Campus reflections

by Michael Tilley ([email protected]) 124 views 

On the well-manicured University of Arkansas at Fort Smith campus it was early evening, with the dusk again managing the shift change between day and night.

This time of soft light and breezes borne of temperature change may be the best time to observe campus activity. Students and faculty and maintenance crews during the day are actively engaged – all bustling about to play their part in the university engine.

But an evening with its last remnants of a western sun over the active campus allows the pieces to disassociate but remain, creating an alternate view of the color and brush strokes on the campus canvas.

Joggers individually and in small groups sweat to and fro. Across the way, whistles blow to mark progress in an intramural flag football match. Cheers and laughs and yells of encouragement counter the shrill authority of the whistle.

Young couples walk hand-in-hand – maybe for a long time. Or the first time. Or the last time. All three phases of passion are probable.

Several small groups, some stationary and some otherwise, laugh and talk and learn from each other in what an entrepreneurial advisor once noted are “accidental conversations” that play an important educational role outside the classroom.

Dorm windows present to the campus and any passersby an erratic patchwork of lights as the sunset matures.

The campus bell tower blocks the fading sun ball and splits the sunset with sprays of the prism, suggesting for an emotive few seconds that the tower is the center of the university and universe.

A brightly-lit 24-hour access room in the newly renovated UAFS Boreham Library provides convenience for students and serves as a reminder that learning never stops.

Scattered about campus are student government association election cards. They are small and pleasant reminders that political participation and representation continues to be promoted and valued.

It’s not long before the shift change is complete and on this night a quarter moon hovers. It’s a celestial reminder that the enrolled are early in the process of capturing light from distant sources. Indeed, the observer hopes the students are on a path to eventually be new and full and bright and admired and reflective.
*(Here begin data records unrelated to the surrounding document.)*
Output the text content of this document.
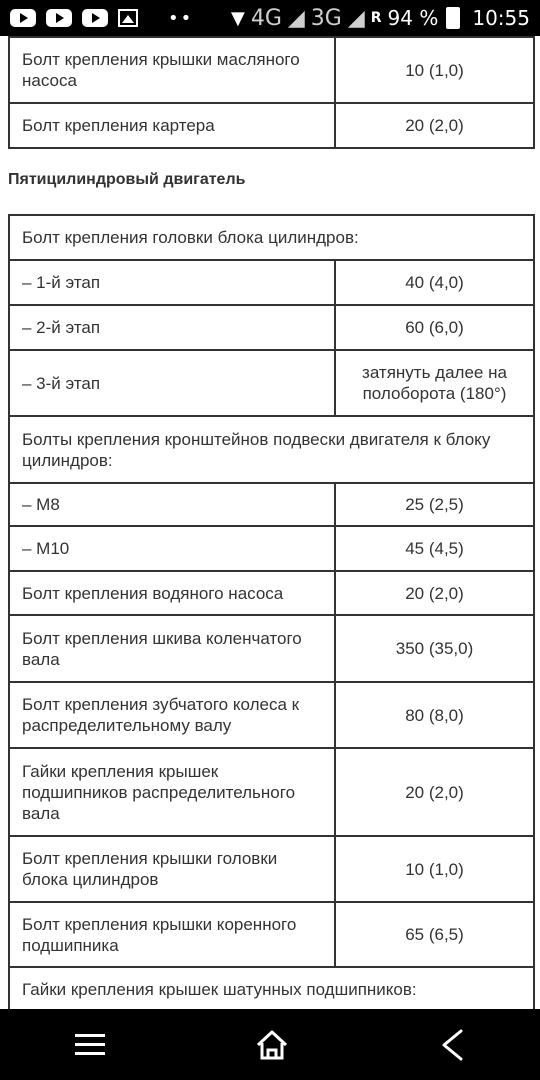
•• ▼ 4G ◢ 3G ◢ R 94 % 10:55
Болт крепления крышки масляного насоса	10 (1,0)
Болт крепления картера	20 (2,0)
Пятицилиндровый двигатель
Болт крепления головки блока цилиндров:	
– 1-й этап	40 (4,0)
– 2-й этап	60 (6,0)
– 3-й этап	затянуть далее на полоборота (180°)
Болты крепления кронштейнов подвески двигателя к блоку цилиндров:	
– M8	25 (2,5)
– M10	45 (4,5)
Болт крепления водяного насоса	20 (2,0)
Болт крепления шкива коленчатого вала	350 (35,0)
Болт крепления зубчатого колеса к распределительному валу	80 (8,0)
Гайки крепления крышек подшипников распределительного вала	20 (2,0)
Болт крепления крышки головки блока цилиндров	10 (1,0)
Болт крепления крышки коренного подшипника	65 (6,5)
Гайки крепления крышек шатунных подшипников:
A UAFS employee explained that the activity is a byproduct of an estimated 1,000 students now living on campus. The addition of perspective makes impressive the statistic. The perspective is that the university has less than a decade under its belt as a four-year university, and fewer than five years in providing modern and attractive student housing. About one in seven UAFS students live on campus, and it’s likely the ratio in future years will change in favor of campus life.

A campus with 1,000 students creates a small town likely larger than the home towns of a not insignificant number of UAFS students. It’s a city of energy. It’s a city of souls possessing the excitement of peeling back layers of the unknown. It’s a city of youthful minds and their evolving social awareness and conscience.

There was a brief temptation during the observation to opine at length that city officials and community and business leaders do more to foster future organic economic growth by connecting with the entrepreneurial minds active on this campus – and with similar minds in Northwest Arkansas. Who would bet against the notion that a valuable new process, idea or invention is housed within a mind of a UAFS student now studying between loads of laundry?

Let’s save that commentary for later.

That evening I simply sat. There was a smile sponsored by the hope that stillness would allow a small measure of the campus youth and energy and potential to recharge the batteries that feed my vision for what a community can be. There was a smile in the possibility that in this passing day I was surrounded by one thousand or more chances for new and improved tomorrows.

A growing number of experts question the need for a traditional university format. The cold practicalities wrought by technology and cultural shifts may agree with the experts, but I wonder what is lost when or if we reduce the mingling for several seasons of thousands of young hearts and minds from various lands and experiences. There also must be value in the incidental transactions between the excitement of the youthful college student and experiences of an older non-traditional student.

The whistles and a longer, sustained cheer from the intramural field interrupted the simple analysis of a campus in motion.

What remained was a sincere hope that this growing pocket of activity pulsing with new energy infects positively the almost 200-year-old surrounding city.